The symptoms of autism are numerous but more noticeable traits include:
- Delayed speech development and monotonous speech tone
- Inability to understand metaphors or subtle verbal features, like sarcasm
- Rejecting the affection of others or reacting unreasonable negativity to suggestions
- Fierce protectiveness of personal space
- A lack of awareness of the personal space of others
- A strong inclination towards social routine and consistency
- Little interest in interacting with others and a inability to react appropriately to social protocols, like greetings
Autistic people may be diagnosed as children - but many adults also discover they have the condition. Given its variety of effects, autism can adversely affect a sufferer's ability to make friends, find employment or simply function safely in a domestic setting. Fortunately, many local authorities offer support for patients struggling with these challenges - including community support programmes and the expertise of professional care-givers.
Community support programmes put in place to help people with autism involve a variety of Autism Support Personnel including:
Mental Health Nurses
Working in hospitals, GP surgeries and patient homes, mental health nurses assist doctors and other care-givers by administering medication and therapies, creating treatment plans and advising families how to live with autism.
Diagnosing autism early is very important and can affect a patient's life significantly. School nurses play an important role in both spotting symptoms of the condition in young students - and caring for those already diagnosed.
Providing a family-focussed approach to autism care, specialist practitioners work within communities to identify the condition in vulnerable adults and children. Specialist practitioners make frequent visits out to patient homes - and can expect to work, in the large part, on their own initiative.
Focussing on improving the social well-being of people with autism, social workers operate within a community, on a wide variety of care cases. Social workers use academic research, community visits and extensive practical knowledge to improve the lives of autistic people and assist their carers with on-going support needs.
Language and Speech Therapists
Given the frequent speech problems young people with autism suffer, language therapists play a crucial role in their social development. Working in clinical, domestic and educational settings, language therapists may help autistic people directly, or provide education and support to care staff and families.
Anyone wishing to begin a career in autism care should take the time to research the many educational programmes available across the country.
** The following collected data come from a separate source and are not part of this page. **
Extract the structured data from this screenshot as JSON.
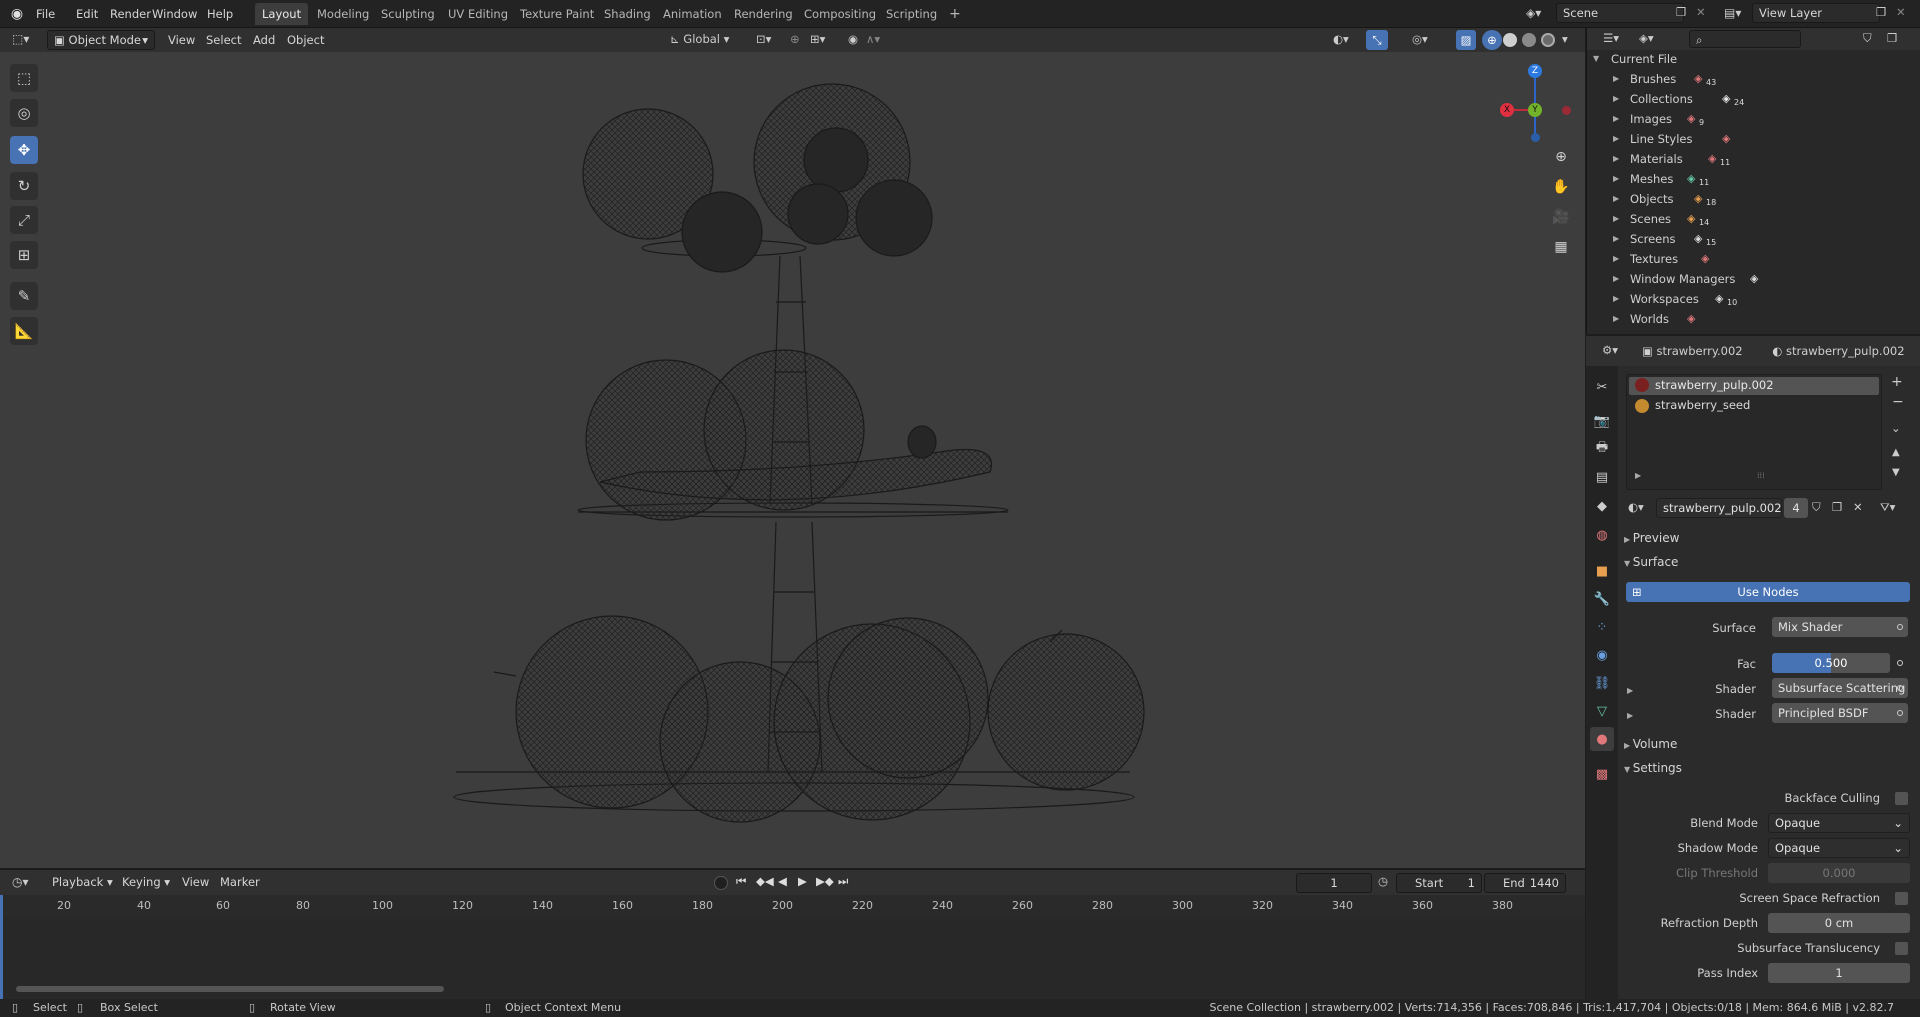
{
  "topbar": {
    "menus": [
      "File",
      "Edit",
      "Render",
      "Window",
      "Help"
    ],
    "workspaces": [
      "Layout",
      "Modeling",
      "Sculpting",
      "UV Editing",
      "Texture Paint",
      "Shading",
      "Animation",
      "Rendering",
      "Compositing",
      "Scripting"
    ],
    "active_workspace": "Layout",
    "add_tab": "+",
    "scene": "Scene",
    "view_layer": "View Layer"
  },
  "viewport_header": {
    "mode": "Object Mode",
    "menus": [
      "View",
      "Select",
      "Add",
      "Object"
    ],
    "orientation": "Global"
  },
  "gizmo": {
    "z": "Z",
    "y": "Y",
    "x": "X"
  },
  "timeline": {
    "menus": [
      "Playback",
      "Keying",
      "View",
      "Marker"
    ],
    "current_frame": "1",
    "start_label": "Start",
    "start": "1",
    "end_label": "End",
    "end": "1440",
    "ticks": [
      "20",
      "40",
      "60",
      "80",
      "100",
      "120",
      "140",
      "160",
      "180",
      "200",
      "220",
      "240",
      "260",
      "280",
      "300",
      "320",
      "340",
      "360",
      "380"
    ]
  },
  "statusbar": {
    "select": "Select",
    "box_select": "Box Select",
    "rotate_view": "Rotate View",
    "context_menu": "Object Context Menu",
    "stats": "Scene Collection | strawberry.002 | Verts:714,356 | Faces:708,846 | Tris:1,417,704 | Objects:0/18 | Mem: 864.6 MiB | v2.82.7"
  },
  "outliner": {
    "root": "Current File",
    "items": [
      {
        "label": "Brushes",
        "count": "43",
        "color": "#e0787a"
      },
      {
        "label": "Collections",
        "count": "24",
        "color": "#e8e8e8"
      },
      {
        "label": "Images",
        "count": "9",
        "color": "#e0787a"
      },
      {
        "label": "Line Styles",
        "count": "",
        "color": "#e07a7a"
      },
      {
        "label": "Materials",
        "count": "11",
        "color": "#e0787a"
      },
      {
        "label": "Meshes",
        "count": "11",
        "color": "#67c7a8"
      },
      {
        "label": "Objects",
        "count": "18",
        "color": "#e8a050"
      },
      {
        "label": "Scenes",
        "count": "14",
        "color": "#e8a050"
      },
      {
        "label": "Screens",
        "count": "15",
        "color": "#dddddd"
      },
      {
        "label": "Textures",
        "count": "",
        "color": "#e07a7a"
      },
      {
        "label": "Window Managers",
        "count": "",
        "color": "#dddddd"
      },
      {
        "label": "Workspaces",
        "count": "10",
        "color": "#dddddd"
      },
      {
        "label": "Worlds",
        "count": "",
        "color": "#e0787a"
      }
    ]
  },
  "properties": {
    "object_name": "strawberry.002",
    "material_name": "strawberry_pulp.002",
    "slots": [
      "strawberry_pulp.002",
      "strawberry_seed"
    ],
    "material_field": "strawberry_pulp.002",
    "users": "4",
    "sections": {
      "preview": "Preview",
      "surface": "Surface",
      "volume": "Volume",
      "settings": "Settings"
    },
    "use_nodes": "Use Nodes",
    "surface_label": "Surface",
    "surface_value": "Mix Shader",
    "fac_label": "Fac",
    "fac_value": "0.500",
    "fac_fraction": 0.5,
    "shader_label": "Shader",
    "shader1": "Subsurface Scattering",
    "shader2": "Principled BSDF",
    "settings": {
      "backface_culling": "Backface Culling",
      "blend_mode_label": "Blend Mode",
      "blend_mode": "Opaque",
      "shadow_mode_label": "Shadow Mode",
      "shadow_mode": "Opaque",
      "clip_threshold_label": "Clip Threshold",
      "clip_threshold": "0.000",
      "ssr_label": "Screen Space Refraction",
      "refraction_depth_label": "Refraction Depth",
      "refraction_depth": "0 cm",
      "sss_translucency_label": "Subsurface Translucency",
      "pass_index_label": "Pass Index",
      "pass_index": "1"
    }
  },
  "colors": {
    "accent": "#4772b3",
    "header": "#303030",
    "viewport": "#3d3d3d"
  }
}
Universities and colleges offer qualifications dedicated to autism care - the majority of which take place at a post-graduate level. All higher education nursing qualifications however, involve their own specific course of study and UK nurses must attain their degree before becoming registered and applying for jobs. Courses dedicated to autism study - and the care of people with autism - are designed to improve professional and social understanding of the disorder and promote an excellent level of care for autistic people everywhere.